Dr Woolaston also voiced concerns over the effect of cuts to training budgets and said: “Short-term measures are being used to deal with the worsening financial situation. Capital budgets have been raided to meet current spending and trusts encouraged to 'review their accounting estimates for savings'.”
Social care funding
It was equally depressing news for social care with Dr Wollaston warning: “Historical cuts to social care funding have now exhausted the opportunities for significant further efficiencies in this area.
“Increasing numbers of people with genuine social care needs are no longer receiving the care they need because of a lack of funding. This not only causes considerable distress to these individuals and their families but results in additional costs to the NHS. We are concerned about the effect of additional funding streams for social care not arriving until later in the Parliament.”
Plans for additional funding for mental health were welcomed but Dr Woolaston said: “There is a danger that this could get sucked into deficits in the acute sector particularly as there is a lack of accurate data on mental health spending. We expect to see clear, verifiable evidence that the additional funding promised for mental health is being delivered to the front line if we are to make progress towards parity of esteem."

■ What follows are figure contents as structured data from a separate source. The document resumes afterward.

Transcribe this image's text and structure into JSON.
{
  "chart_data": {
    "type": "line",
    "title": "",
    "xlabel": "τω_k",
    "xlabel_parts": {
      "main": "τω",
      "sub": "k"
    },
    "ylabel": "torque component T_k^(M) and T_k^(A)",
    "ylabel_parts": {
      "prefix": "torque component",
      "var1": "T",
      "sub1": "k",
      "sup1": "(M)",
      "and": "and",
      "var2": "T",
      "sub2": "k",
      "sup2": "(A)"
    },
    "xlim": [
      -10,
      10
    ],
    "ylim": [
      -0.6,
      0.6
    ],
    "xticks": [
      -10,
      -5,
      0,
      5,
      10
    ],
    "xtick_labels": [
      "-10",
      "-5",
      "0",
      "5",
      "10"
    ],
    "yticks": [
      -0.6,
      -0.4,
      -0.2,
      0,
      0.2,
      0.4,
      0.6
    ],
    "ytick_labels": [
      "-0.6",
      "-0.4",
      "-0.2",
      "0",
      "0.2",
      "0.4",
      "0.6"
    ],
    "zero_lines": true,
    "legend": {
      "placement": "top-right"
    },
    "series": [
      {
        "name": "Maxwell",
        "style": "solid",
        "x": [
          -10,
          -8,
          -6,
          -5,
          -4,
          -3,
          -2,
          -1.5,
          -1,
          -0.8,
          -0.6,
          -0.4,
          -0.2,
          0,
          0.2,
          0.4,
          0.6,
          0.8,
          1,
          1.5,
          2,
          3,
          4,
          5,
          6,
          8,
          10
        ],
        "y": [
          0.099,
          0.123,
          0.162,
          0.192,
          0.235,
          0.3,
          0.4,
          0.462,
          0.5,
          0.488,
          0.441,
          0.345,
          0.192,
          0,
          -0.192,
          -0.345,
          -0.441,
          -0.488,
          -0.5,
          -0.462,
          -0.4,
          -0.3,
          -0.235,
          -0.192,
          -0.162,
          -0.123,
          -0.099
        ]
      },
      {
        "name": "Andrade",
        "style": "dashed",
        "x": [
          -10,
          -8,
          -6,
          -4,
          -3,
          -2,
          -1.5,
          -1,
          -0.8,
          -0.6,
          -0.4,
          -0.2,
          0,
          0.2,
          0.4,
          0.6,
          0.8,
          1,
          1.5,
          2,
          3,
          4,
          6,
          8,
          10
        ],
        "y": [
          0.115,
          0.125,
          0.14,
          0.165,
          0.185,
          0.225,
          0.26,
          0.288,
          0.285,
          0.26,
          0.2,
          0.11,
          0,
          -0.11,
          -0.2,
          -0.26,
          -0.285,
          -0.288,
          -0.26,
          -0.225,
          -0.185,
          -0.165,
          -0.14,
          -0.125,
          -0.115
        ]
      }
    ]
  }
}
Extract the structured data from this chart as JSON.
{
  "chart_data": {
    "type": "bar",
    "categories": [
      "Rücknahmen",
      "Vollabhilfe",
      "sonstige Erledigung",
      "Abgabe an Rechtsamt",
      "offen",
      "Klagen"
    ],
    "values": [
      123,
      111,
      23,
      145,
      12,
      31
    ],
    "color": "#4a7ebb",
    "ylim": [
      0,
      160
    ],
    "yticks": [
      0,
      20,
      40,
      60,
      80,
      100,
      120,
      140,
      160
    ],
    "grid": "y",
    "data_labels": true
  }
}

'Damning indictment' of state of social care
Janet Morrison, chief executive of Independent Age, the older people’s charity, called the statement that cuts to social care funding have ‘exhausted the capacity’ for further efficiencies a “frankly damning indictment of the state of care and support for hundreds of thousands of elderly and disabled people, and the new Government must take urgent steps to arrest it rather than wait for promised new cash to arrive in 2018”.
Richard Murray, director of Policy at The King’s Fund, said: “‘The Health Select Committee have summed up the funding challenges facing health and social care with laser-like precision.
“It is clear that it is no longer credible to argue that the NHS can continue to meet increasing demand for services, deliver its commitments on standards of care and stay within its budget. The Government must review its priorities for the NHS and be honest with the public about what the service can deliver with the funding it has been allocated.”
He added: “As the Committee points out, addressing the growing crisis in social care needs to be a much higher priority for the Government. With publicly-funded services increasingly only available to the poorest and those with the highest needs, this will be a key test of the Prime Minister’s promise of a country that works for everyone. Reigniting the stalled debate on funding reform must be an urgent priority, as should reviewing short-sighted cuts to public health spending.”
Theresa May urged to be 'progressive and fair'
Dr Rhidian Hughes, chief executive of The Voluntary Organisations Disability Group (VODG) urged new Prime Minister Theresa May to use the “report to lead a progressive and fair approach to care and support in this country” saying: “Demand for provision is rising whilst Government’s policies are leaving fewer disabled people eligible for essential community support.”
Martin Green, chief executive of Care England, the largest representative body for independent care providers, echoed these sentiments saying: “The findings demonstrate very clearly that people are not getting the care that they need and this needs to be tackled with immediate action.
“One of the Committee’s key recommendations is that the Government urgently assesses and sets out publicly the additional costs to the NHS as a result of delayed transfers of care, and the wider costs to the NHS associated with pressures on adult social care budgets more generally.
“Care England is very supportive of this recommendation and hopes that the Committee will hold the Government to account by ensuring that the assessment is accompanied by a plan for adult social care which demonstrates that it is addressing the situation in social care and dealing with its effect on health services”.